Serb administrators take lessons in efficiency from Swiss municipalities

Two Serbian officials study notes during their visit to Switzerland Keystone

Sixty officials from seven Serbian cities have completed a course in Switzerland aimed at helping Serbia to decentralise and streamline its local government structure. The Swiss government has funded the programme.

This content was published on September 18, 2001 minutes

During their one-week course, the Serb officials - from deputy majors to water purification specialists, engineers and architects dealing with building permits - had the chance to observe their Swiss counterparts at work.

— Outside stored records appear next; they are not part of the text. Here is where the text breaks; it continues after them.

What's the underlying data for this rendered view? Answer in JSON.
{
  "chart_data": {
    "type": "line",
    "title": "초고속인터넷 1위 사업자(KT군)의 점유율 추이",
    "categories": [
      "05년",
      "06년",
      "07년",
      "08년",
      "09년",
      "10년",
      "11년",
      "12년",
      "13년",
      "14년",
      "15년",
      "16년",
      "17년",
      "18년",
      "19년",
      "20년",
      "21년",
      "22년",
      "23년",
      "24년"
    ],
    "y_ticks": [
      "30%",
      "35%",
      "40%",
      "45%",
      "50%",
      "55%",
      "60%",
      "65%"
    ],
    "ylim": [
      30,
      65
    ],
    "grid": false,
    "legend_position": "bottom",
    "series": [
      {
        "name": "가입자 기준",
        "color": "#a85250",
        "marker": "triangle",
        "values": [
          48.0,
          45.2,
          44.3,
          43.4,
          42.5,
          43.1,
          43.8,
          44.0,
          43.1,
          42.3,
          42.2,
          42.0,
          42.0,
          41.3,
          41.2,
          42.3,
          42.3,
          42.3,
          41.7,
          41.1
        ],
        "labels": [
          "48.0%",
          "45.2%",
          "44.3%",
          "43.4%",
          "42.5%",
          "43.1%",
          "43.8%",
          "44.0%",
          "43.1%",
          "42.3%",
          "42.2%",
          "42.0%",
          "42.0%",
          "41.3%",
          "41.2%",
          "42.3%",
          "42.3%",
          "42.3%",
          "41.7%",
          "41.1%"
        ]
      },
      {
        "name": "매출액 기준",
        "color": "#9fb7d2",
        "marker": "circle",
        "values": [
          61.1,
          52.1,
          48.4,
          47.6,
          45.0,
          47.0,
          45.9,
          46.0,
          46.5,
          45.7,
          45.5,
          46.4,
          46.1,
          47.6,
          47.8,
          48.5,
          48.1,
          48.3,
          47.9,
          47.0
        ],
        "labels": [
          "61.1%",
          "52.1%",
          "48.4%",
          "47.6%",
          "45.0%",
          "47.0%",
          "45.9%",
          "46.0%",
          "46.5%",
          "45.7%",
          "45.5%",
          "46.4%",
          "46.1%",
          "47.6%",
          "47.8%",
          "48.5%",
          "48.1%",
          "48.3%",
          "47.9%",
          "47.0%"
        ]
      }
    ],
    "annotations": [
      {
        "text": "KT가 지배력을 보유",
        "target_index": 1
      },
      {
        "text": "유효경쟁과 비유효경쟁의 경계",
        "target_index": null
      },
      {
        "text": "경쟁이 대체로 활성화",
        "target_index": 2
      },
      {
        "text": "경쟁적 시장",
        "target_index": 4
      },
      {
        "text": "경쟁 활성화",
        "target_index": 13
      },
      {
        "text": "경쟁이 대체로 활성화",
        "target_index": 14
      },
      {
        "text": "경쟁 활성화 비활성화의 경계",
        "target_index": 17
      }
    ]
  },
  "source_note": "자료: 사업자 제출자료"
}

The programme, designed by the Swiss Institute of Economics and Business Administration (SIB), took the visitors to Zürich, Winterthur and Glarus.

The participants had undergone training in Serbia earlier this year, financed by the Swiss Agency for Development and Cooperation (SDC). The SDC programme, funded with SFr7 million ($4.2 million) over two to three years, is aimed at supporting Serbia's efforts to make local government structures more efficient and grass-roots based.

Following a day's work experience in the administration of Glarus, a town of 5,500 inhabitants in the Linth valley 50 kilometres southeast of Zürich, the deputy major of the Serb town of Uzice, Slavko Lukic, was impressed. "With only a very limited number of employees [Glarus] is able to fulfil the needs of its citizens."

The city departments

The Serb administrators, who are from the towns of Cacak, Kraljevo, Kursumlija, Nis, Novi Pazar, Pozega and Uzice, were led through five municipal departments during their visit to Glarus on Tuesday. They visited the offices of residents' registration, social security, registry, building permits, waste disposal, and the town's job centre.

The mayor of Glarus and the group's host during the visit, Heinrich Aebli, took part in training courses in Serbia related to the SDC programme. Talking of Serbia's second city, he recalled: "Nis has about the same size as Zürich, but whereas the Zürich office for building permits has a total of five people, the equivalent in Nis employs 75 architects alone."

The problem, Aebli says, is that as in many other formerly socialist countries, the Serb administrators not only supervise building, but are involved in the actual construction too. Devising a re-structuring programme with his counterparts in Nis, Aebli advised that five architects be retained, and 70 organised in groups that would work for the municipality during an interim period, but change into independent architectural firms competing against each other at a later stage.

Market-oriented approaches are now welcome in Serbia, says Lukic, who was elected during the democratic opposition's landslide victory last year. "People are aware that economic logic must replace the heavy weight of political influence - they accept the risks involved."

Throughout the visit to Glarus, the faces of Lukic and his colleagues lit up whenever they recognised a municipal strategy designed to influence citizens' behaviour through economic incentives, such as having to pay for the town's waste disposal by using taxed rubbish bags.

How many workers?

The questions raised by the visitors in the meetings with their Swiss counterparts were practical. The one asked most frequently was the number of employees assigned to do a given job.

An architect with the department of town planning in Kraljevo, Katarina Naumovic, said property developers found it difficult to cope with building zones in Serbia, which tended to overlap. "We can learn from you", she told her counterpart in Glarus, "because you have just one zone, and what's more, you have procedures for adapting building zones according to changed needs."

Naumovic said she took away from the visit in Switzerland the conviction that changing Serb laws was as important as improving municipal efficiency. In Serbia, much of the property was leased from the government, "and in these cases I cannot help the needs of citizens, because only private owners of buildings are allowed to apply for alterations or development".

In an interview with swissinfo, Aebli said that what Serb administrators needed most was practical experience, learning to do tasks more efficiently. And that's what they got in the SDC-sponsored programme. "I'm convinced that given the necessary financial means, Serbia will turn into one of the most progressive nations in eastern Europe", Aebli, who knows several formerly communist countries, said.

The optimism was echoed by many of the visitors, who praised the training programme without exception. "Civil servants were closed from the rest of the world for such a long time that many have no clue how to do their job in a modern era", said Aleksandra Milenkovic, an economist with the Development Aid Coordination Unit of Serbia's Ministry of International Economic Relations. "First and foremost, will have to change their minds, to teach them how to ask and solve problems for themselves."